Parents receive wake-up call about kids’ use of social media
Lincoln attorney speaks out about potential dangers of Internet, cell phones
A sexting incident involving a 16-year-old Sidney girl has led to the arrest of 36-year-old man.
News accounts say the teen sexted nude photographs of herself and engaged in sexually-based conversations with 36-year-old Kenneth Steffens.
The Sidney man was formally charged Friday with possession of child pornography.
“It’s here, it’s happening in Nebraska,” said Lincoln attorney Karen Haase.
Haase, who deals with social media issues regularly, spoke to middle- and high-school students on Oct. 20 in Gothenburg and to parents during a special presentation that evening.
The attorney, who works for Harding & Schultz, spoke about cyber-bullying, sexting and the hidden dangers of social media networks.
“Social networking is an important part of kids’ lives and parents need to be part of that,” Haase said, adding that parents who are not on Facebook need to join.
Facebook is a social network service and website on the Internet which allows people to communicate with each other.
She described sexting—a combination of sex and texting—as an act of sending sexually explicit messages or photos electronically, primarily between cell phones.

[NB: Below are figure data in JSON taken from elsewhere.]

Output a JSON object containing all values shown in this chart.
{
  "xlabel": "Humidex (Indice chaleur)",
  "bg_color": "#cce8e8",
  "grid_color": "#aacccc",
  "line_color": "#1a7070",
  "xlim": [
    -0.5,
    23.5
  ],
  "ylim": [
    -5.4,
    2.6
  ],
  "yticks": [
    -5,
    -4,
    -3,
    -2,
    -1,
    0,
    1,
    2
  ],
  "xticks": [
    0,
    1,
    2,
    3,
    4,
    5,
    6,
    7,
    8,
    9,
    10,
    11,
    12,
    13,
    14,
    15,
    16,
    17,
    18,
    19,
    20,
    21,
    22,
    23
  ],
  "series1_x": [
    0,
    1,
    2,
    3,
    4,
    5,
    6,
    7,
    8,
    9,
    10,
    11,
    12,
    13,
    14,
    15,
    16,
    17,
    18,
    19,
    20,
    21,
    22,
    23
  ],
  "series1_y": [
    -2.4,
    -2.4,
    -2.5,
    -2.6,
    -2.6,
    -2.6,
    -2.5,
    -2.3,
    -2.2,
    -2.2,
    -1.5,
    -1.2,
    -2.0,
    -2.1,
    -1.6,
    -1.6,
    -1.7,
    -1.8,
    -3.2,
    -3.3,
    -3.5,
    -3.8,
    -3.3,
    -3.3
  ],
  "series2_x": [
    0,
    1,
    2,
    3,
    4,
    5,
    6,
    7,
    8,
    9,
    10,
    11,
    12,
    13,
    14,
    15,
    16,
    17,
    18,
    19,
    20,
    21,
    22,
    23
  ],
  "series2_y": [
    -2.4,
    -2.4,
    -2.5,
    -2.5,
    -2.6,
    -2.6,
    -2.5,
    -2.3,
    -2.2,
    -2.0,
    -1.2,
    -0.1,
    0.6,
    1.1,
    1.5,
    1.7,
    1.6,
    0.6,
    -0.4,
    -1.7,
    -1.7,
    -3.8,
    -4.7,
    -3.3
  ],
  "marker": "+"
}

Although the sexting incident in Sidney happened after her presentation, Haase said in a phone interview Tuesday that it points to the fact that inappropriate use of cell phones and the Internet is on the increase.
In fact, national statistics reveal these percentages for who’s sending sexually suggestive photos:
39% of all teens
37% of girls
40% of boys
48% of teens say they have received sexting photos or messages
Haase shared an incident from Florida in which a girlfriend sent sexually suggestive photos to her boyfriend who forwarded the images to all of his contacts after he became angry with her.
The boy was convicted of distribution of child pornography and will remain on the sex offender registry until he’s 43 years old.
Cyber-bullying—or the use of technology such as a computer or cell phone to engage in deliberate, repeated and hostile behavior by an individual or group with intent to harm others—is also becoming widespread.
Haase shared an example of a conversation that took place through instant messaging.
Divagirl: “Hey loser, watch your back.”
tmt323: “What ru talking about?
Divagirl: “Why don’t you kill yourself while u r ahead?”
tmt323: “Why can’t you just leave me alone?”
Divagirl: “Ugly girls like u need to be put in their place.”
According to a 2008 report from the U.S. National Crime Prevention Council, 43% of teens are exposed to cyber-bullying in one form or another.
Yet, only one in 10 kids told their parents.
Haase said students and parents can be sued for cyber-bullying which if often covered by homeowners insurance.
The suit can be for intentional infliction of emotional distress, tortuous interference or for slander.
Haase started giving presentations about the dangers of social media through her work as a school attorney.
“Kids got into trouble and parents didn’t have a clue,” she said. “They don’t realize it’s an area where they need to parent their kids.”